Scalable vectors supposedly have upsides (write once, run forever), but those really aren't proven yet. I've already seen opinions that if you write and tune certain algoritm now, it'll likely be optimal only for 128bit and you may lose performance on the future CPUs with wider units.
The big problem of course is, there are no CPUs with wider units ATM. It's unproven concept at least to some part.*
There are some known weaknesess as there are algorithms you want to use SIMD for, but not having a defined width your operations are going ot use make it hard or complicated to handle.
Shuffle instruction usage which are critical for more complicated algorithms besides "jsut need a lot of FMAs, CPU" tasks, are sort of at odds with scalable width SIMD instructions. Probably can be surmounted, at least sometimes, but it adds complexity. And again, it may lead to suboptimal performance.
I suspect that is something you can list as disadvantage - suboptimal performace compared to potential you could ahve with a fixed-width SIMD instruction set.
* Technically, you could write 128bit SVE code and then go and test it on the very rare Fujitsu CPU or on older processor with Neoverse V1 cores. That will onyl allow you to test the older floating-point focused part of the instruction set, not full SVE2.
Also I think you really want to try higher spread of withs, not just 128/256, to really see how it behaves (the Fujitsu with 512bit width would be better for this, but if SVE proposes up to 2048, it's still far from being a perfect test of more hardcore configs).
I don't think there is a problem with the shuffle instructions in a scalable context for application class processors.
However, it's unrealistic for them to scale much beyond a vector length of 512/1024, since the implementation complexity of a fast, 1 cycle throughput, implementation growth quadratically with vector length. It grows linearly with vector length if you what to shuffle a fixed N elements at a time (in one uop). But fixed size ISAs would have the same problem if they choose a larger SIMD width.
There is a problem, not due to the scalability, but rather due to the free-for-all nature of RISC-V (this doesn't apply as much to SVE, since ARM has the final word), which allows you to target your processor at vastly different applications, that prioritize different instructions. For an AI accelerator, you wouldn't spend the silicon to make a permute fast, since you only use it in setup code and never in hot loops. While a fast permute is, as you said, very useful for general purpose computation, and will be a must for application class cores.
On the RISC-V side, there are currently two boards with RVV 1.0 support available, one with 128 (XuanTie C908) and one with a 256 (SpacemiT X60) vector length.
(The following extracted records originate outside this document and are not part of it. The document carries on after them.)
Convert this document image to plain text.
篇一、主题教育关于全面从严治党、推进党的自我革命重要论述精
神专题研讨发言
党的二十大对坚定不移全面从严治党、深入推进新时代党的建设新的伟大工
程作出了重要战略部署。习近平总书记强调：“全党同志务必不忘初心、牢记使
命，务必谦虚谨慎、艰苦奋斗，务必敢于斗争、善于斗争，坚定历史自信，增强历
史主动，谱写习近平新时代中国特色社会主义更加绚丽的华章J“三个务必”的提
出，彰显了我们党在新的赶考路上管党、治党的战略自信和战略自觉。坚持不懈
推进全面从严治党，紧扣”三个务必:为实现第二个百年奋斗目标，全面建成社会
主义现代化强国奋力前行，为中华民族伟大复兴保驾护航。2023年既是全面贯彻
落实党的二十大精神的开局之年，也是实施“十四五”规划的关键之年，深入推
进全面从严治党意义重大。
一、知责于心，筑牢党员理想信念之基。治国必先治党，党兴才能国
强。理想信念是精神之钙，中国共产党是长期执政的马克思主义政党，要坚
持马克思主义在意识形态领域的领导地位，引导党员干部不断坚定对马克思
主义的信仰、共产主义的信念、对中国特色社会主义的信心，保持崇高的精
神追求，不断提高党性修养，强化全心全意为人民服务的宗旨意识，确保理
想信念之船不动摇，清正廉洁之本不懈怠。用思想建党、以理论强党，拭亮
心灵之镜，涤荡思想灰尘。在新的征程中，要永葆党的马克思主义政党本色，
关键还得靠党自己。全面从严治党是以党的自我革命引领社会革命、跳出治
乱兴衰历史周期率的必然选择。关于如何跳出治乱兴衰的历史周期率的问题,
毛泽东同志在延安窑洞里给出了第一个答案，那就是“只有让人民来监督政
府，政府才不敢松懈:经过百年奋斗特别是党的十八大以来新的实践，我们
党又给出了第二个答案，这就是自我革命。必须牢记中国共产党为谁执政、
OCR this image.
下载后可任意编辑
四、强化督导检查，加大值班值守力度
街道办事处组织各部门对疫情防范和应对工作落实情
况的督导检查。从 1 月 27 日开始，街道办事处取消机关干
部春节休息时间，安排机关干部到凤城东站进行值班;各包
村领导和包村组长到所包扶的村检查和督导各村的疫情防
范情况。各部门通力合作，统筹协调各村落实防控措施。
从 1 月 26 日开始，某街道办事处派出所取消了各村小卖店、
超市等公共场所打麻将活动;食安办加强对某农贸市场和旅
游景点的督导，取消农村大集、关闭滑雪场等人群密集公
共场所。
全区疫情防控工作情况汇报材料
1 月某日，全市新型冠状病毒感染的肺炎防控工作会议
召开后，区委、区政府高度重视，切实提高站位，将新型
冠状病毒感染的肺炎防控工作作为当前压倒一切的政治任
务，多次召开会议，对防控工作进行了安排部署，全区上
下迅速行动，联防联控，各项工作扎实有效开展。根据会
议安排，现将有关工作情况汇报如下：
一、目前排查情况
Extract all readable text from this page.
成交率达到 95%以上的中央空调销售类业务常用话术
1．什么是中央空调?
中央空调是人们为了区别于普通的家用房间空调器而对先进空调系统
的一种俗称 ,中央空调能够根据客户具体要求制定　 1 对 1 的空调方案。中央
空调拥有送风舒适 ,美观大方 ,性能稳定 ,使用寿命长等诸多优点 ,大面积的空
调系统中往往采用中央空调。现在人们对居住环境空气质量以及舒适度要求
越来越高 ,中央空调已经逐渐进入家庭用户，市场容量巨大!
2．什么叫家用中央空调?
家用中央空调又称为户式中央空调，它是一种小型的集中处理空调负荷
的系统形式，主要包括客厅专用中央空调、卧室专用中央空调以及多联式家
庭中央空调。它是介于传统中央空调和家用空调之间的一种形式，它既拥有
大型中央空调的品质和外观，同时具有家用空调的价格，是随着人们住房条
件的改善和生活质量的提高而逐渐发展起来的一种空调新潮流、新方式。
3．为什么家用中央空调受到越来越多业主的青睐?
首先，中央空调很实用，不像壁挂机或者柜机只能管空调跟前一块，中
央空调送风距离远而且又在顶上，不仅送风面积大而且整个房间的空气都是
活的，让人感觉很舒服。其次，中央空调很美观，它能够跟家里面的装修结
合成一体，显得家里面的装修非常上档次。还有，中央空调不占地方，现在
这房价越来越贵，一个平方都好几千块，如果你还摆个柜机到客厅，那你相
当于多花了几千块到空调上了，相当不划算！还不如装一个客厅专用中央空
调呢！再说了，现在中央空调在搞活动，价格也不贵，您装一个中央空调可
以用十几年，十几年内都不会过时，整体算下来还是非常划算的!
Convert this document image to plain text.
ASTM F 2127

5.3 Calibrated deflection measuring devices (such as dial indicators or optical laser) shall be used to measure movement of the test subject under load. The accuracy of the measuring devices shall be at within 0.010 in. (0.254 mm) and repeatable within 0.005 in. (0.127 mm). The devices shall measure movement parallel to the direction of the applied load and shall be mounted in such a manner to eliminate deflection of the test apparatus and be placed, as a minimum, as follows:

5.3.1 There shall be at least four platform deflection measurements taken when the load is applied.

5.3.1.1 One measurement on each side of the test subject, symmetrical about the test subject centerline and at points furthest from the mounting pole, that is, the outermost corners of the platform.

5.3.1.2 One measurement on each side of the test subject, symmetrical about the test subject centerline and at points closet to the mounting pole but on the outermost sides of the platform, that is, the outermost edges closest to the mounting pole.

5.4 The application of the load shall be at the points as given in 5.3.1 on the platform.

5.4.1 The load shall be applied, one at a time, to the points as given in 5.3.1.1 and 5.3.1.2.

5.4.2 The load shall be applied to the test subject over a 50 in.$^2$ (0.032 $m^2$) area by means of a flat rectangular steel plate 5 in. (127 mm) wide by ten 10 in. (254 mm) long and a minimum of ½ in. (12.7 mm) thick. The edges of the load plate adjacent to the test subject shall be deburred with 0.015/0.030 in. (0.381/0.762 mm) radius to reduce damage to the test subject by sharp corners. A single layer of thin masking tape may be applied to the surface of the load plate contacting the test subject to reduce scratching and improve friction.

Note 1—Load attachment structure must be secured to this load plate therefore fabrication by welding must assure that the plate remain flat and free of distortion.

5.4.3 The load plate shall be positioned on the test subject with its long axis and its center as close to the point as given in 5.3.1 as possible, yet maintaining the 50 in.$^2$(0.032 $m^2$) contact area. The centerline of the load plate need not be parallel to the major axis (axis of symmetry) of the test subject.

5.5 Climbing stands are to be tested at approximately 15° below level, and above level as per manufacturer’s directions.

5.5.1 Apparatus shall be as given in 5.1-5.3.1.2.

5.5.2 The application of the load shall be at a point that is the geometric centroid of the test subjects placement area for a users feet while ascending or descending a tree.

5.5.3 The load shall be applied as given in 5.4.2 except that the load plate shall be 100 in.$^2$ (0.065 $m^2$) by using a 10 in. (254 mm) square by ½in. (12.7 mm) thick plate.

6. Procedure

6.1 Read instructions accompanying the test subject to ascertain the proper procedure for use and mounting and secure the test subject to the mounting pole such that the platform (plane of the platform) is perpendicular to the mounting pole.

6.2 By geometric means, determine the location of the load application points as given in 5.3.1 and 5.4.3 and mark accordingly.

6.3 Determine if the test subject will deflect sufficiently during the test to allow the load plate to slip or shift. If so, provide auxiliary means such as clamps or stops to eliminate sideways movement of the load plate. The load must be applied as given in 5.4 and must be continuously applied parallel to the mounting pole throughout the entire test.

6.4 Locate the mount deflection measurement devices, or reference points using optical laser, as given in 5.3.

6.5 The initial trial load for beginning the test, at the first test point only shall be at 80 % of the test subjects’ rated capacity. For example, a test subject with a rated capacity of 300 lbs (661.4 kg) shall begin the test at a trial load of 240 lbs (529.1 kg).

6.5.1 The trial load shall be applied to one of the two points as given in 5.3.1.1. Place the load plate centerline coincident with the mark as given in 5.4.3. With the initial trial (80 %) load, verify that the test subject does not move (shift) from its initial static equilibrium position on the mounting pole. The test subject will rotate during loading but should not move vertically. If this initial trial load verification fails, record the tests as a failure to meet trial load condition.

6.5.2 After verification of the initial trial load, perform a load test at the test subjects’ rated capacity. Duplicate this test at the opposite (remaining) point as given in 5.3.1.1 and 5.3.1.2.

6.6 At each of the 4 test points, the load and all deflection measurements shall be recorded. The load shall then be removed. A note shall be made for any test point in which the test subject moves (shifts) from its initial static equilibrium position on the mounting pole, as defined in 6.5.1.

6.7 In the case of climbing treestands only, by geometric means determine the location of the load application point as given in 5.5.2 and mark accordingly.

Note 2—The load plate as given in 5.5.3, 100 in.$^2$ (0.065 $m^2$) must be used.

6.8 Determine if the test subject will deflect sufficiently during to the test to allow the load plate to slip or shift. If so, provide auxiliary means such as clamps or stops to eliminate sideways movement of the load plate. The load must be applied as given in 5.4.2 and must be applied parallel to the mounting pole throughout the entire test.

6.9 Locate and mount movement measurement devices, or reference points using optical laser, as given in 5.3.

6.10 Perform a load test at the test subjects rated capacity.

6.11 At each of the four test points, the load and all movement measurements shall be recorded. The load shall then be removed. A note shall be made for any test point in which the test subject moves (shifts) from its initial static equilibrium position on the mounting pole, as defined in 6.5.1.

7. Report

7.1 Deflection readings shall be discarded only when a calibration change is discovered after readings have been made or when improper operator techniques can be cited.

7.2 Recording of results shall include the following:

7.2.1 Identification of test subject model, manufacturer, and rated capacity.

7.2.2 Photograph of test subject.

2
The devboards that have been concretely announced to release this year, or at the beginning of next year also feature a variety of vector lengths: Milk-V Oasis (16 SiFive P670 cores with VLEN=128 and 4 SiFive X280 with VLEN=512 as an AI accelerator), Andes Qilai (4 AX45MP cores without vector and 1 accelerator nx27v core with VLEN=512 and reportedly quadruple issue with 512-bit datapath 🤤)
If you look at open source implementations, then there is also ara with a vector length up to 16K, and XiangShan with 128-bit vectors, but a high performance ooo design. You can play with them using rtl simulation, but ara still has some bugs, and the XiangShan vector implementation currently only works properly on their MinimalConfig, which is still multi issue ooo, but is scaled down quite a bit.
As I've written in my earlier comment, I think there are a lot of problems (if not most problems, not "just a bunch of FMAs" problems) that can benefit from and scale properly with larger vector length, but some will still require specialization or can only take advantage of smaller vector length, due to the nature of the problem.